If you’re in the market for one of Nvidia’s new GeForce RTX series graphics cards with ray tracing capabilities built in and want to know how the cards stack up against each other, then you may want to check out UL Benchmarks’ (formerly Futuremark) new Port Royal test. The tool will be part of UL’s 3DMark benchmarking suite and lets you measure ray tracing performance on gaming cards and will be widely available to 3DMark users on January 8.

“3DMark Port Royal is the world’s first dedicated, real-time ray tracing benchmark for gamers,” UL said. “You can use Port Royal to test and compare the real-time ray tracing performance of any graphics card that supports Microsoft DirectX ray tracing.”

UL will show off the full capabilities of the tool at CES in Las Vegas that same month, but it’s released a new trailer for the benchmark in all its reflective glory to whet the appetite of enthusiasts the world over. Since it’s a benchmark focused on ray tracing it’s no surprise to see its demo full of reflective surfaces sending light rays from various sources bouncing around the digital scene. The masked character that has been front and center in a variety of 3DMark tests, from Sky Diver to Time Spy, once again makes an appearance, this time facing off against newly revived androids which give us serious Alien: Isolation vibes.

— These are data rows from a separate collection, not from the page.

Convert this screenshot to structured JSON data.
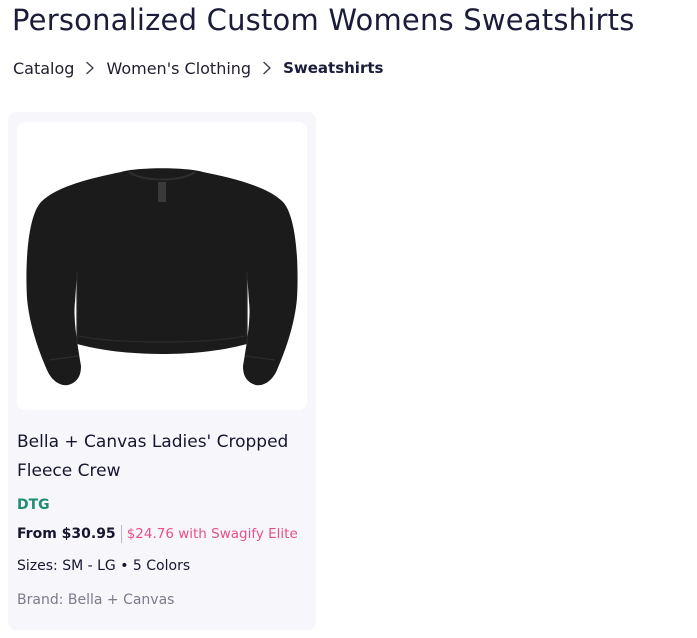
{
  "page": {
    "title": "Personalized Custom Womens Sweatshirts"
  },
  "breadcrumb": {
    "items": [
      {
        "label": "Catalog"
      },
      {
        "label": "Women's Clothing"
      },
      {
        "label": "Sweatshirts"
      }
    ],
    "separator_icon": "chevron-right-icon"
  },
  "products": [
    {
      "name": "Bella + Canvas Ladies' Cropped Fleece Crew",
      "image_icon": "black-cropped-sweatshirt-image",
      "method": "DTG",
      "from_price": "From $30.95",
      "elite_price": "$24.76 with Swagify Elite",
      "sizes_colors": "Sizes: SM - LG • 5 Colors",
      "brand": "Brand: Bella + Canvas"
    }
  ],
  "colors": {
    "title": "#1b1c3a",
    "card_background": "#f6f6fb",
    "method_badge": "#1e8d74",
    "elite_price": "#e6518a",
    "brand_text": "#7b7b8a",
    "garment": "#1a1a1a"
  }
}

Port Royal utilizes Microsoft’s DirectX ray tracing in order to deliver realistic details of shadows, reflections, and other visual effects in video games that would be difficult to achieve when performed with traditional rendering methods. UL claims that the tool was developed with input from leading technology companies, including AMD, Intel, and Nvidia.

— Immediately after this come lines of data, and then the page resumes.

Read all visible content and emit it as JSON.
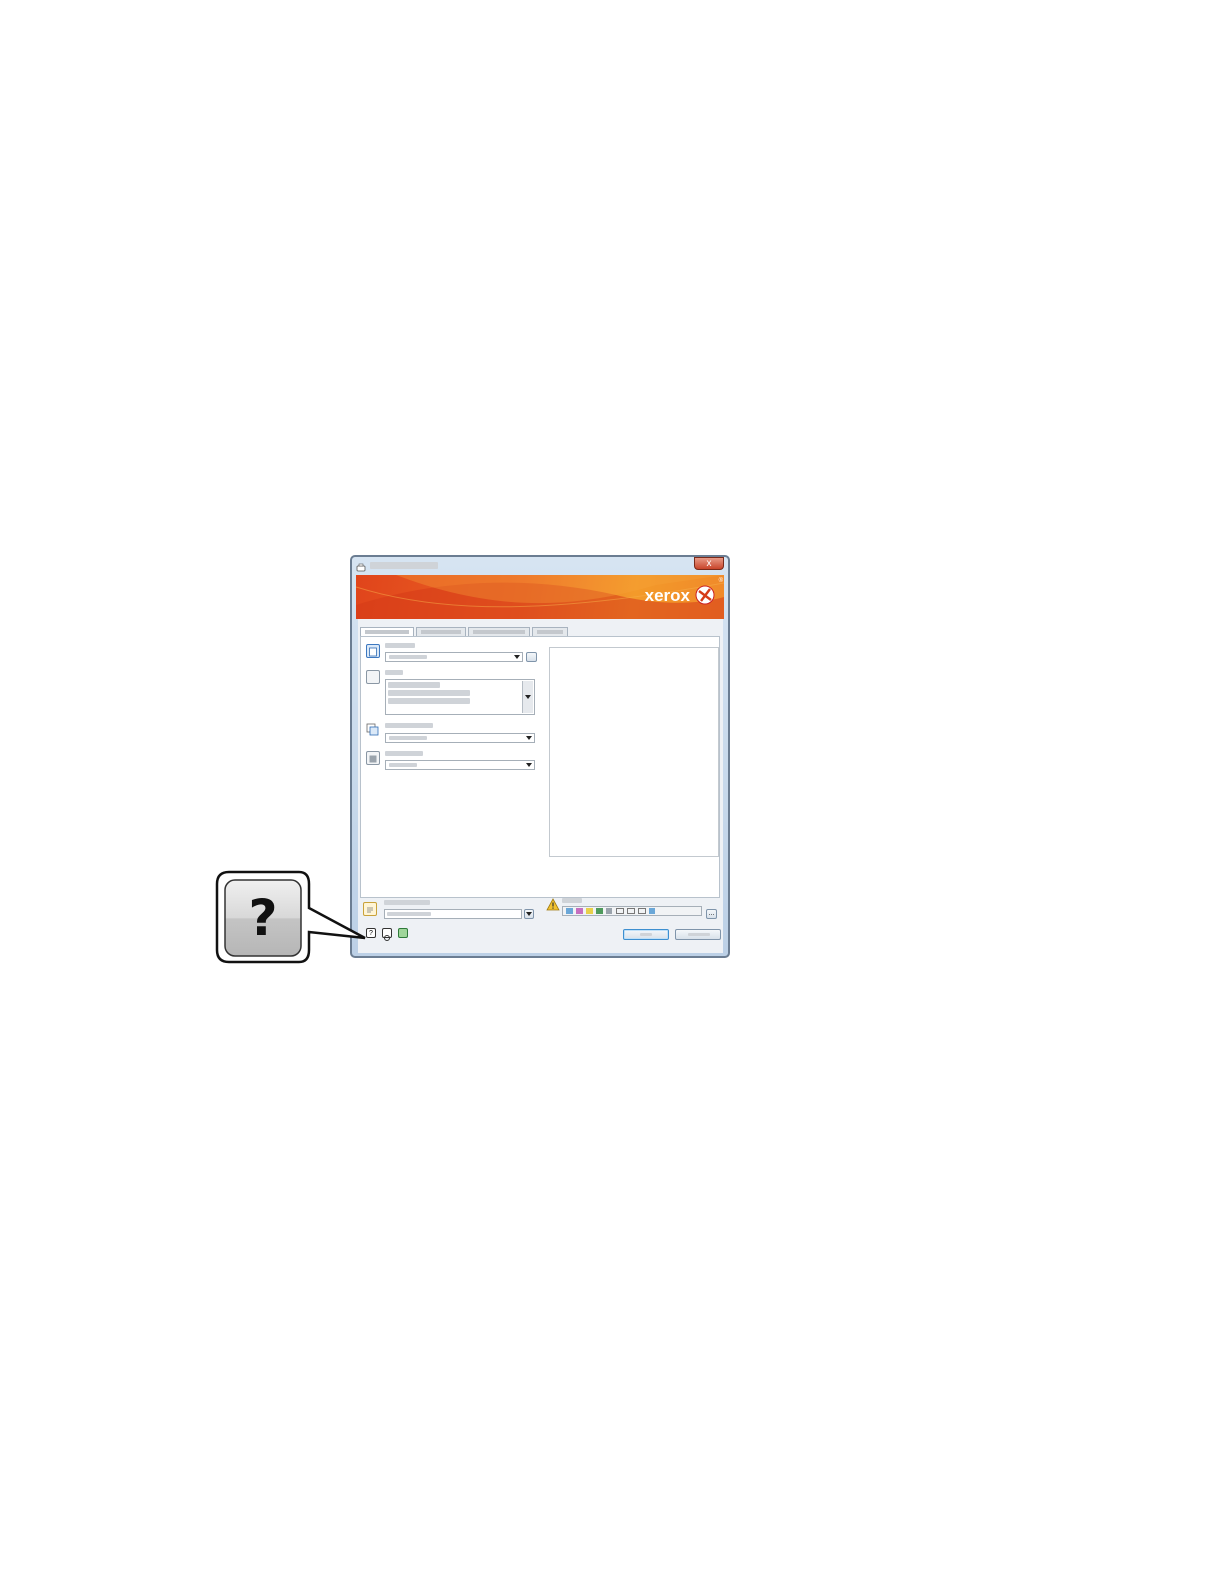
{
  "window": {
    "title": "",
    "close_label": "x",
    "brand": {
      "logo_text": "xerox",
      "registered_mark": "®",
      "accent": "#e8531f"
    },
    "tabs": [
      {
        "label": ""
      },
      {
        "label": ""
      },
      {
        "label": ""
      },
      {
        "label": ""
      }
    ],
    "settings": [
      {
        "icon": "paper-icon",
        "label": "",
        "value": ""
      },
      {
        "icon": "blank-page-icon",
        "label": "",
        "options": [
          "",
          "",
          ""
        ]
      },
      {
        "icon": "copies-icon",
        "label": "",
        "value": ""
      },
      {
        "icon": "quality-icon",
        "label": "",
        "value": ""
      }
    ],
    "footer": {
      "saved_settings_label": "",
      "saved_settings_value": "",
      "status_label": "",
      "more_label": "...",
      "ok_label": "",
      "cancel_label": ""
    },
    "help_icon_glyph": "?"
  },
  "callout": {
    "glyph": "?"
  }
}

Notably, though, UL does highlight that the benchmark only runs at up to 1,440P at “reasonable frame rates,” lending further credence to the idea that even Nvidia’s new monster Turing RTX graphics cards can’t run at 4K resolution with ray tracing enabled.

With a confirmed release date of January 8, the benchmark will be a premium feature. It will be purchasable as part of the 3DMark Advanced Edition which costs $30 in its entirety, or existing 3DMark users can tack Port Royal on to their suite of tools for just $3. Prospective buyers will be able to download the update on Steam or from UL’s own website.

Nvidia made a big bet on ray tracing when it debuted its GeForce RTX series. Because shadows, light, and reflections are rendered in real time, ray tracing makes scenes in games appear more cinematic. Nvidia’s RTX series became the first commercially available consumer graphics cards to support the capability. The flagship GeForce RTX 2080 Ti costs a whopping $1,199, but lower-end RTX cards, like the RTX 2070, start at $500.

To take advantage of ray tracing in a video game, developers must support the feature in their titles, and to date, only a limited number of titles have been announced that will support this technology. Unlike Nvidia, rival AMD is holding off on supporting ray tracing on its graphics card until the technology can be implemented on all of its GPUs, from entry-level to high-end devices.

Updated on December 10, 2018: Added launch date and pricing.